The Corps faced a large, imminent danger - a public relations catastrophe. The 65,530-acre reservoir has 1,255 miles of shoreline and is the centerpiece of a regional tourism and recreation economy. Among those unhappy with the lowering of the lake were anglers, boaters, and owners of boat docks - some 40 of the lake's boat ramps would be left high and dry. Lowering the lake would threaten the cheap power supply for some 1 million customers who get electricity from its hydro units or other plants cooled by its waters, and the drinking water supply for some 200,000 people served by intakes that might be left dry.

Dam failure would be a disaster, too, of course - but probably not the kind that Al Qaeda would have much interest in causing - and certainly one that anybody could learn about by reading information that has long been widely and publicly available. The Corps has tried to reassure those living downstream of the leaky dam that few lives would be at risk if the dam collapsed - perhaps a few hundred at most. Dam failure could wipe some towns downstream on the Cumberland River off the map, and do some $3 billion in economic damage, much of it in downtown Nashville, Tennessee.

When Louisville Courier-Journal reporter James Bruggers asked the Corps for key information about the situation, they said yes, said no, said yes, said maybe, and then told him he would have to file a freedom of information request for stuff his competition was already publishing online. Then they told him that it would cost his paper a lot of money to get it and the paper would have to sign an agreement not to use it. Then they said they would put some of it in libraries, but nobody could copy it or publish it. Bruggers is seeking information that ought to be available to the public: maps of areas that would be inundated by dam failure, risk assessments, inspection reports, and emergency action plans, to be specific. These are all public records that he has a legal right to (as does any citizen) under the federal Freedom of Information Act.

But there is a worst-case scenario: the records could reveal a massive waste of taxpayer money on incompetent dam engineering, or a total absence of effective planning for public safety.

The Corps' representations that few people would be endangered by dam failure depend on some key assumptions: that people would be warned of imminent failure well ahead of time and that they would be evacuated, most importantly. But the Corps was for some time adamant in not giving people access to maps that would tell them whether they ought to evacuate.
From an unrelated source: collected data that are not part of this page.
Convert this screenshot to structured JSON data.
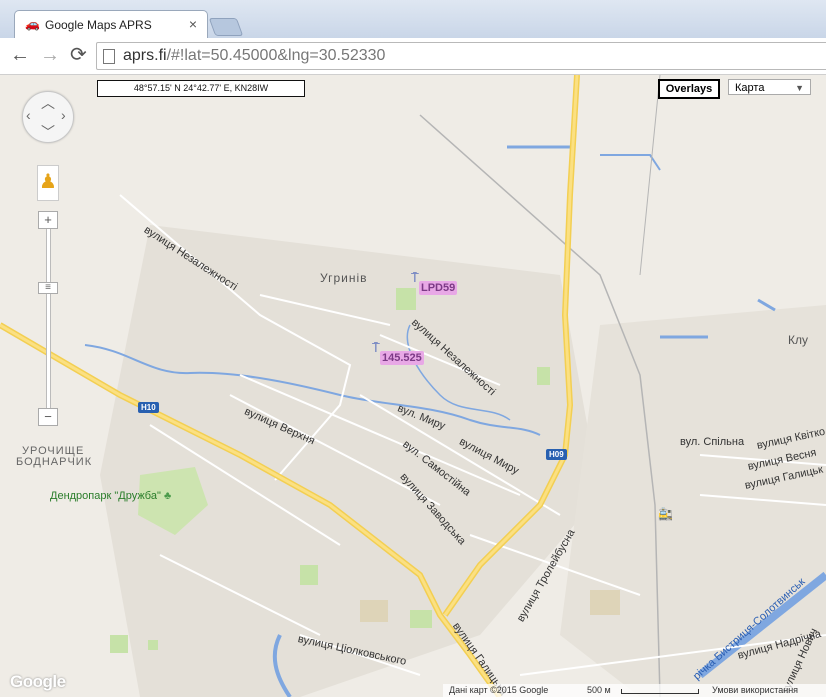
{
  "browser": {
    "tab_title": "Google Maps APRS",
    "tab_icon": "car-icon",
    "close_glyph": "×",
    "url_host": "aprs.fi",
    "url_rest": "/#!lat=50.45000&lng=30.52330",
    "back_icon": "←",
    "forward_icon": "→",
    "reload_icon": "⟳"
  },
  "map": {
    "coords_readout": "48°57.15' N 24°42.77' E, KN28IW",
    "overlays_label": "Overlays",
    "map_type": "Карта",
    "zoom_in": "+",
    "zoom_out": "−",
    "stations": [
      {
        "callsign": "LPD59"
      },
      {
        "callsign": "145.525"
      }
    ],
    "place_labels": {
      "village": "Угринів",
      "klu": "Клу",
      "urochyshche_1": "УРОЧИЩЕ",
      "urochyshche_2": "БОДНАРЧИК",
      "dendropark": "Дендропарк \"Дружба\""
    },
    "street_labels": {
      "nezalezhnosti_1": "вулиця Незалежності",
      "nezalezhnosti_2": "вулиця Незалежності",
      "verkhnia": "вулиця Верхня",
      "myru_1": "вул. Миру",
      "myru_2": "вулиця Миру",
      "samostiina": "вул. Самостійна",
      "zavodska": "вулиця Заводська",
      "galytska": "вулиця Галицька",
      "tsiolkovskoho": "вулиця Ціолковського",
      "troleibusna": "вулиця Тролейбусна",
      "spilna": "вул. Спільна",
      "kvitkova": "вулиця Квітко",
      "vesniana": "вулиця Весня",
      "galytska_2": "вулиця Галицьк",
      "nadrichna": "вулиця Надрічна",
      "novych": "вулиця Нович",
      "bystrytsia": "річка Бистриця-Солотвинськ"
    },
    "road_shields": {
      "h10": "H10",
      "h09": "H09"
    },
    "footer": {
      "data": "Дані карт ©2015 Google",
      "scale": "500 м",
      "terms": "Умови використання"
    },
    "logo": "Google"
  }
}
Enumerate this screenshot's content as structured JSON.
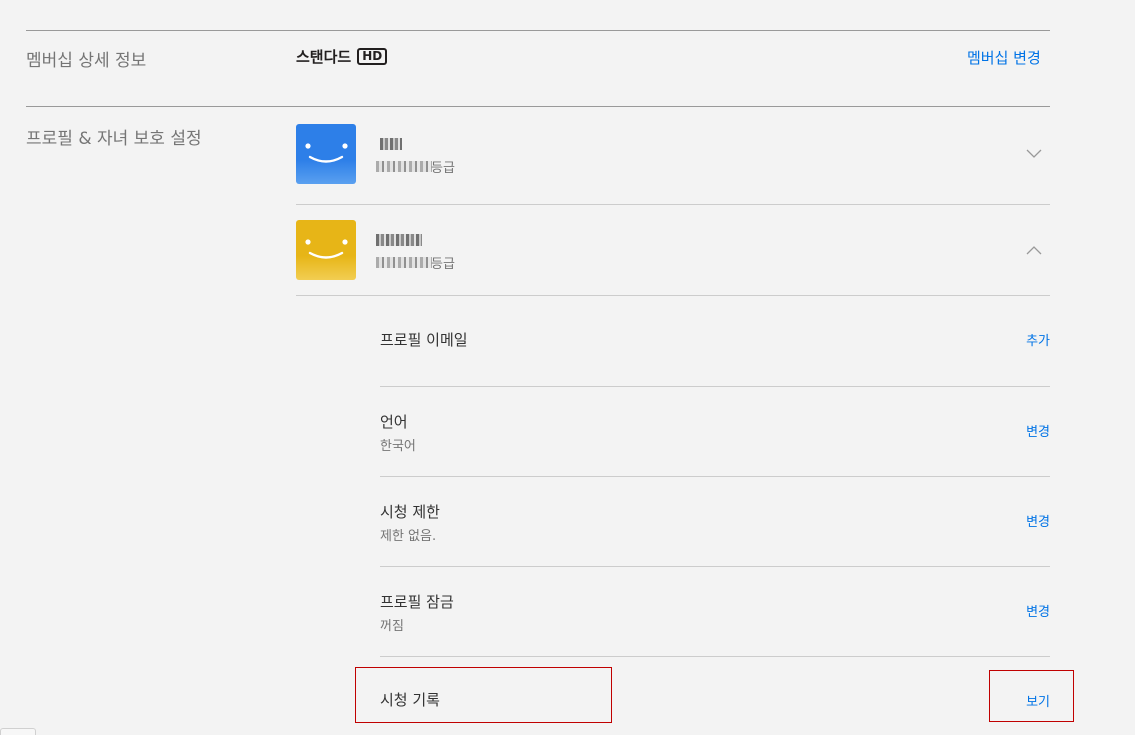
{
  "membership": {
    "label": "멤버십 상세 정보",
    "plan": "스탠다드",
    "badge": "HD",
    "change_link": "멤버십 변경"
  },
  "profiles_section": {
    "label": "프로필 & 자녀 보호 설정",
    "profiles": [
      {
        "rating_suffix": "등급",
        "avatar_color": "#2d7fe8",
        "state": "collapsed"
      },
      {
        "rating_suffix": "등급",
        "avatar_color": "#e7b517",
        "state": "expanded"
      }
    ]
  },
  "settings": [
    {
      "title": "프로필 이메일",
      "sub": "",
      "action": "추가"
    },
    {
      "title": "언어",
      "sub": "한국어",
      "action": "변경"
    },
    {
      "title": "시청 제한",
      "sub": "제한 없음.",
      "action": "변경"
    },
    {
      "title": "프로필 잠금",
      "sub": "꺼짐",
      "action": "변경"
    },
    {
      "title": "시청 기록",
      "sub": "",
      "action": "보기"
    }
  ]
}
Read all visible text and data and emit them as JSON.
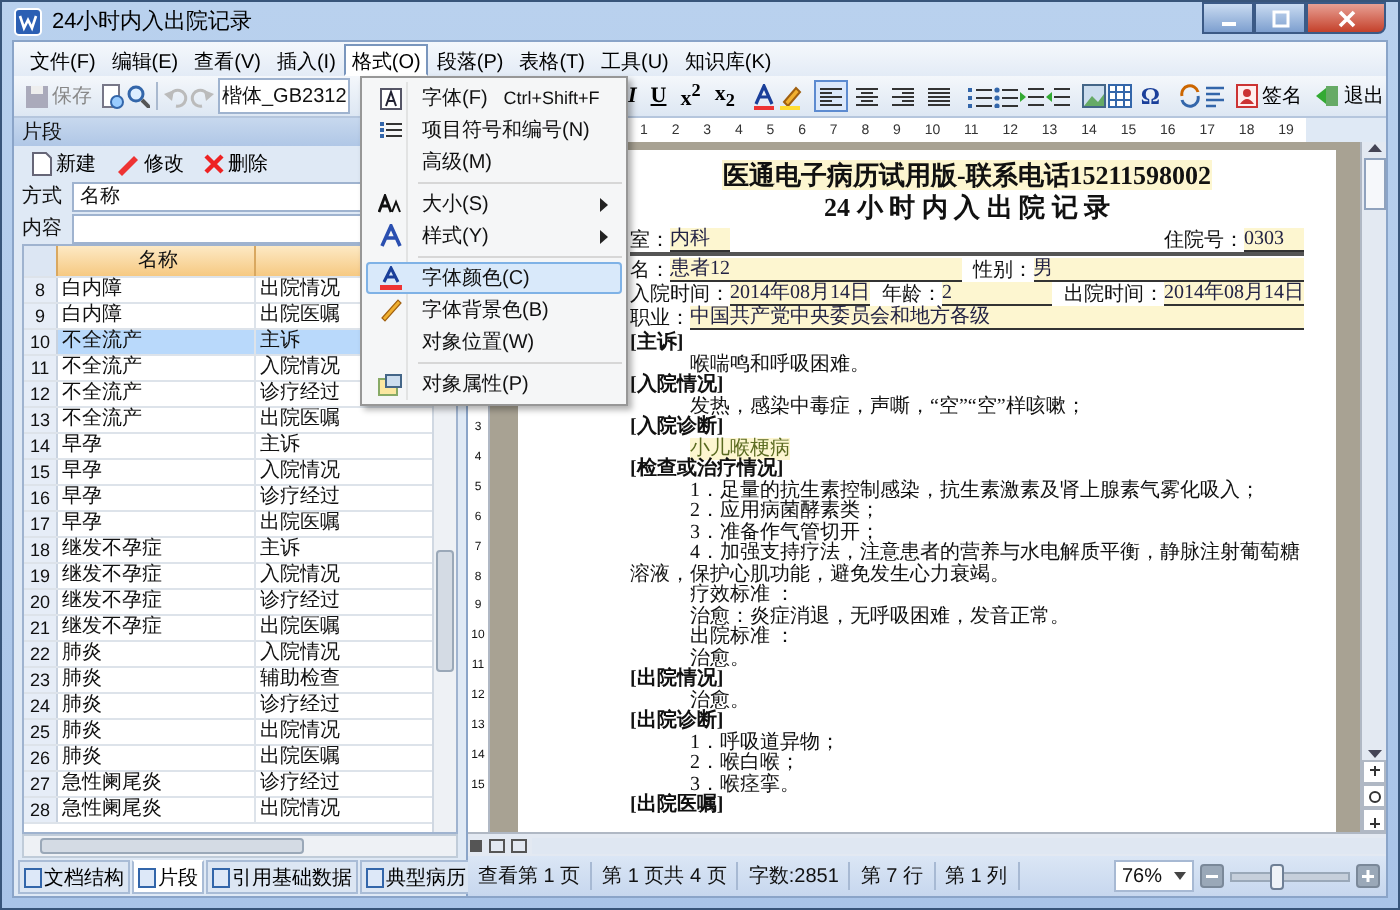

They are so far still adamant in not giving him "Emergency Action Plans" that state who notifies whom, and who evacuates whom, in the event of an imminent failure.

With the public ignorant of these things, many more people could die than would otherwise be the case.

Wolf Creek Dam, which creates Lake Cumberland, is an earthen and concrete structure built on a porous limestone bedrock called karst. Karst is subject to seepage which is what has weakened the dam. The Corps spent some $96 million in 1967 trying to stop the leakage and strengthen the dam, but the repair did not work. It now plans a new repair project at a cost of over $300 million.

The Kentucky situation is similar to one in Florida, where in 2006, the Corps denied local news media and residents access to inundation maps for a failure of the Hoover Dike confining Lake Okeechobee. The Society of Environmental Journalists urged the Corps to release the inundation maps in that case.